Bayerns energiepolitischer Vorstoß: Söder plant Mini-Atomkraftwerke
Während Bundeskanzler Friedrich Merz die Rückkehr zur konventionellen Atomkraft für "unbefristet erledigt" erklärt hat, geht Bayerns Ministerpräsident Markus Söder einen radikal anderen Weg. Der CSU-Chef will den Freistaat zum innovativen Atom-Labor Deutschlands machen und dabei auf modernste Hightech setzen.
Kernenergie 2.0: Ein neues Kapitel der Energieversorgung
"Es ist Zeit für eine neue Epoche der Kernenergie", erklärt Söder im Gespräch mit BILD. "Kernenergie 2.0 bedeutet kein Zurück zu alter Technik, sondern ein neues Kapitel ohne die früheren Gefahren. Dazu zählen neuartige modulare Kleinreaktoren und die Kernfusion." Der Ministerpräsident kritisiert scharf die Entscheidung der Ampelregierung, die Kernkraftwerke während der größten Energiekrise abzuschalten: "Es war ein schwerer Fehler."
Für eine Rückkehr zu den alten Großmeilern sei es zwar zu spät, betont Söder, doch Deutschland benötige dringend grundlastfähige und CO₂-freie Energiequellen. "Deshalb setzen wir auf neue, kleinere Anlagen. Bayern ist bereit für ein Pilotprojekt."
Innovative Technologien: Von Mini-Reaktoren bis zur Transmutation
Der bayerische "Energie-Plan" umfasst mehrere innovative Ansätze. Neben modularen Kleinreaktoren (SMR) setzt Söder besonders auf die Erforschung der Kernfusion. Für den Demonstrationsreaktor "Alpha" fließen bereits bis zu 400 Millionen Euro aus München. In Kooperation mit RWE, Start-ups und dem Max-Planck-Institut soll die "saubere Energie in beinahe unbegrenzter Menge" erforscht werden.
Ein besonders visionärer Aspekt ist Söders Umgang mit dem deutschen Atommüll.
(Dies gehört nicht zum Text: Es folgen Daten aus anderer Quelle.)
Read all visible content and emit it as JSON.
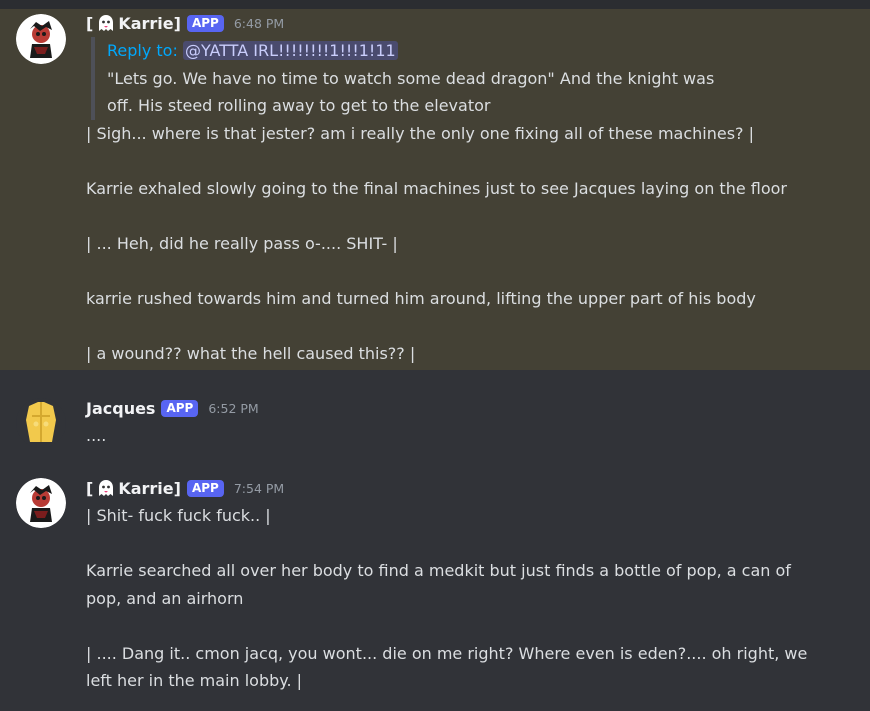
{
  "messages": [
    {
      "username": "[ 👻 Karrie]",
      "name_prefix": "[",
      "name_core": "Karrie]",
      "badge": "APP",
      "time": "6:48 PM",
      "reply": {
        "label": "Reply to:",
        "mention": "@YATTA IRL!!!!!!!!1!!!1!11",
        "lines": [
          "\"Lets go. We have no time to watch some dead dragon\"  And the knight was",
          "off. His steed rolling away to get to the elevator"
        ]
      },
      "lines": [
        "| Sigh... where is that jester? am i really the only one fixing all of these machines? |",
        "",
        "Karrie exhaled slowly going to the final machines just to see Jacques laying on the floor",
        "",
        "| ... Heh, did he really pass o-.... SHIT- |",
        "",
        "karrie rushed towards him and turned him around, lifting the upper part of his body",
        "",
        "| a wound?? what the hell caused this?? |"
      ]
    },
    {
      "username": "Jacques",
      "badge": "APP",
      "time": "6:52 PM",
      "lines": [
        "...."
      ]
    },
    {
      "username": "[ 👻 Karrie]",
      "name_prefix": "[",
      "name_core": "Karrie]",
      "badge": "APP",
      "time": "7:54 PM",
      "lines": [
        "| Shit- fuck fuck fuck.. |",
        "",
        "Karrie searched all over her body to find a medkit but just finds a bottle of pop, a can of",
        "pop, and an airhorn",
        "",
        "| .... Dang it.. cmon jacq, you wont... die on me right? Where even is eden?.... oh right, we",
        "left her in the main lobby. |"
      ]
    }
  ],
  "colors": {
    "background": "#313338",
    "highlight": "#444135",
    "badge": "#5865f2",
    "reply_link": "#00a8fc"
  },
  "icons": [
    "ghost-emoji",
    "karrie-avatar",
    "jacques-avatar"
  ]
}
Statt ihn einfach zu vergraben, will der Ministerpräsident ihn als Brennstoff nutzen. Durch das Verfahren der Transmutation könnte alter Atommüll verbraucht werden. "Perspektivisch könnte damit auch die Endlager-Frage gelöst werden", so Söder. "Es ist sinnvoller, alten Atommüll zu verbrauchen, anstatt ihn für Millionen Jahre in der Erde strahlen zu lassen."
Dazu fordert er vom Bund eine Änderung des Transmutationsgesetzes, um diese Bestände wieder nutzbar zu machen.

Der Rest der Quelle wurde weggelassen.